No Game No Life : Jeu de guerre pratique

Par Yuu Kamiya. Sorti au Japon par MF Bunko J. Sorti en Amérique du Nord par Yen On. Traduit par Richard Tobin.

Cela a été quelques années difficiles pour No Game No Life. L’auteur a eu des problèmes de santé, ce qui a entraîné une longue interruption au Japon (bien que le 11e volume soit publié le mois prochain). Comme pour Re: Zero et Index, Yen a autorisé ce volume d’histoire parallèle hors service, donc une grande partie met en place un 10e volume que nous avons lu il y a un an et demi. Et bien sûr, toute la série a été interdite, sous forme imprimée et numérique, par Amazon… à l’exception de ce nouveau volume, qu’ils sont très heureux de vendre car personne ne peut deviner comment ils décident réellement de quoi que ce soit. Cela dit, il est bon de voir enfin ce livre qui revient sur les événements du 6e tome et nous montre des choses du POV de Think, la légende elfique. Malheureusement, ce flashback ne représente qu’un peu plus d’un tiers de ce livre, qui est par ailleurs rempli d’histoires courtes fournies à l’origine avec les sorties DVD au Japon. Oui, c’est un volume d’histoire courte.

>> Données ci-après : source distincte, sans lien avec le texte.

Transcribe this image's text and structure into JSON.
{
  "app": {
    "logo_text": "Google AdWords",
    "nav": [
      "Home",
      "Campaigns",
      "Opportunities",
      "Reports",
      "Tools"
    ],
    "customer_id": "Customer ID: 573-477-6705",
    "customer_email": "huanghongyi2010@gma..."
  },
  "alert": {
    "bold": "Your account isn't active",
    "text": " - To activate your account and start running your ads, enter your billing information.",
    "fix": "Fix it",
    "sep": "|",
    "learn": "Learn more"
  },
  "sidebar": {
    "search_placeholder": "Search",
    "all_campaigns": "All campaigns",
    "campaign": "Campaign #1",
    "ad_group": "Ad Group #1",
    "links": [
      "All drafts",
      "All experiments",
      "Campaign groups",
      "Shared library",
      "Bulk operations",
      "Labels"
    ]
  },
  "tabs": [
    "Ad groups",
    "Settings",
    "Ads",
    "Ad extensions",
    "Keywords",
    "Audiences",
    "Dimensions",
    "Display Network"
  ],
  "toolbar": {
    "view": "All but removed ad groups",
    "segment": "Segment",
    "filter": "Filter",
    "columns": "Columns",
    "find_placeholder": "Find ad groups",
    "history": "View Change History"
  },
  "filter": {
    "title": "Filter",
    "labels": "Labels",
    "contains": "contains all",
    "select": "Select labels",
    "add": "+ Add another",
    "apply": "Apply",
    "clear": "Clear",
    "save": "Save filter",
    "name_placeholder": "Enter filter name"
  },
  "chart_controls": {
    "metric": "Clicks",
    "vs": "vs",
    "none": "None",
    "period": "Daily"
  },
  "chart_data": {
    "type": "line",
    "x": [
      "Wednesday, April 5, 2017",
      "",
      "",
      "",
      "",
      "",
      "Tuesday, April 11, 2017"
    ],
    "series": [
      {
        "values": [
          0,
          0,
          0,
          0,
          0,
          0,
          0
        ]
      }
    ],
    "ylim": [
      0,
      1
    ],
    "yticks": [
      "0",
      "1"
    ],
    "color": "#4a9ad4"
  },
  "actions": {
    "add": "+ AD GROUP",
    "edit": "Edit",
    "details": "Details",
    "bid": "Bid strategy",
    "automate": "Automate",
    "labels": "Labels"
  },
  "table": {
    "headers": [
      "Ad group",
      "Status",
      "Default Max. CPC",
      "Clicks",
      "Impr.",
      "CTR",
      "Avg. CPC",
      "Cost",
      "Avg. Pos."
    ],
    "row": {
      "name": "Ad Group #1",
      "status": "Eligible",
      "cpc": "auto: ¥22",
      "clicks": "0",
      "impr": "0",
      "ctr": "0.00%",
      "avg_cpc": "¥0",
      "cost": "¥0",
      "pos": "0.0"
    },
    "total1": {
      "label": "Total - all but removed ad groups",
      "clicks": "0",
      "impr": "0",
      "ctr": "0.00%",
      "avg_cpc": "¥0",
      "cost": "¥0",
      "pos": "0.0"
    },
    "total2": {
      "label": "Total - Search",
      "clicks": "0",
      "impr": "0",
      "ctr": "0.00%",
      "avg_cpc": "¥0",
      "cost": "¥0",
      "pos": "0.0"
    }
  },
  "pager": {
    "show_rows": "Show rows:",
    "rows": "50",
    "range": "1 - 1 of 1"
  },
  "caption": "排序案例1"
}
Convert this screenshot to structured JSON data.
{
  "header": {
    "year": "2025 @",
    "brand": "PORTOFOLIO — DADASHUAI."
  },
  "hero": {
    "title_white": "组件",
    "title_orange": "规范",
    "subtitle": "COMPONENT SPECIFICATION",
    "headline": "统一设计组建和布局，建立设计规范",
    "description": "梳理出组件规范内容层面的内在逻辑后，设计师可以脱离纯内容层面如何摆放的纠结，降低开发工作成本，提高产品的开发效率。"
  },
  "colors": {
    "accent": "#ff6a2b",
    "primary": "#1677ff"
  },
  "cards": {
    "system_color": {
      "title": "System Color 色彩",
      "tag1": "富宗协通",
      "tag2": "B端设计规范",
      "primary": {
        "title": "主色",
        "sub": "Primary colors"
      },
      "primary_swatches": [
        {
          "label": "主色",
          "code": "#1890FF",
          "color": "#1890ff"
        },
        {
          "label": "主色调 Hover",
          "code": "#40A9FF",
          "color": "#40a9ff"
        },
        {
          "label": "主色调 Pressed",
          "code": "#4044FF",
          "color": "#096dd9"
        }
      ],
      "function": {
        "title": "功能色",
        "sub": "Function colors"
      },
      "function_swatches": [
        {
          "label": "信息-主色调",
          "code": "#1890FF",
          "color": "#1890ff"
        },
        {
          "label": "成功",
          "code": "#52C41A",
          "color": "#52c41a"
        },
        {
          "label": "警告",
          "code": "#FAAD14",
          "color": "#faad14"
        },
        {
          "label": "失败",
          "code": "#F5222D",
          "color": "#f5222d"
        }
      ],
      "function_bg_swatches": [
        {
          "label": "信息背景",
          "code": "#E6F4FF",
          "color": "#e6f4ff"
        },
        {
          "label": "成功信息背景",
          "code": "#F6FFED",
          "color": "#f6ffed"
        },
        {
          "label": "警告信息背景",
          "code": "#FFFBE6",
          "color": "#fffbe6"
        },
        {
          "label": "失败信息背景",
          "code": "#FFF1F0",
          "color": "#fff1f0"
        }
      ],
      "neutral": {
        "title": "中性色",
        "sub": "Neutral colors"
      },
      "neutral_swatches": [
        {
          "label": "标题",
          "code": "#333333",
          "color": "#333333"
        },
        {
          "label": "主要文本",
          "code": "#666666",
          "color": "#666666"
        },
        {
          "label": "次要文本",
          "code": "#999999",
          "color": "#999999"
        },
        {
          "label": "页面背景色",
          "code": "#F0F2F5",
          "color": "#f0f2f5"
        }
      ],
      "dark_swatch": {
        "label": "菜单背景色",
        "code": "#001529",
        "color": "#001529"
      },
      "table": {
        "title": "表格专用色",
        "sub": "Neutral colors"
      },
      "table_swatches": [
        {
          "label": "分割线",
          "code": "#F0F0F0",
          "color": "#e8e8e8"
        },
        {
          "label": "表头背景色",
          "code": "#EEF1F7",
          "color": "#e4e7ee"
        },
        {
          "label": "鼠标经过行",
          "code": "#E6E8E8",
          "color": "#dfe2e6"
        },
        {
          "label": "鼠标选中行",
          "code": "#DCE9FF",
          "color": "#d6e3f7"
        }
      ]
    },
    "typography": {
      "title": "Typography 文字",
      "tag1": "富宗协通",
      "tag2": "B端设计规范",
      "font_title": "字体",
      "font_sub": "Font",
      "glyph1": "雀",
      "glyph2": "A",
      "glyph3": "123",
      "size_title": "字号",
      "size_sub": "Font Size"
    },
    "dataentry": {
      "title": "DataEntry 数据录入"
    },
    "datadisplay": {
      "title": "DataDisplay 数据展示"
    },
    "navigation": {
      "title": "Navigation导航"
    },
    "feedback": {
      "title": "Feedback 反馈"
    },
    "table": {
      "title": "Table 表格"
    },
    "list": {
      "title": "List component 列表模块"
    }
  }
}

Le jeu de guerre pratique lui-même commence avec Sora et Shiro jouant à Feel et Chlammy dans un jeu d’échecs, que Feel essaie délibérément de perdre une fois qu’elle entend quel est le prix (agresser Chlammy). Jibril parle ensuite aux frères et sœurs de l’ancêtre de Feel et de son acolyte Nina, qui prend le relais après que Think soi-disant «disparaît». Après cela, nous obtenons une histoire montrant un Steph désespéré, à court de sommeil et de santé mentale, défiant les frères et sœurs match après match, même cela signifie plus d’humiliation. Par pour le cours, en d’autres termes. Nous obtenons ensuite une histoire sur le passé de Feel et Chlammy, et comment et pourquoi ils ont mis en place ce qui se passe au début de la série. Enfin, nous avons une discussion en deux parties sur Jibril, pourquoi elle est si spéciale et sa détermination à faire l’impossible simplement parce que tout le monde dit que cela ne peut pas être fait.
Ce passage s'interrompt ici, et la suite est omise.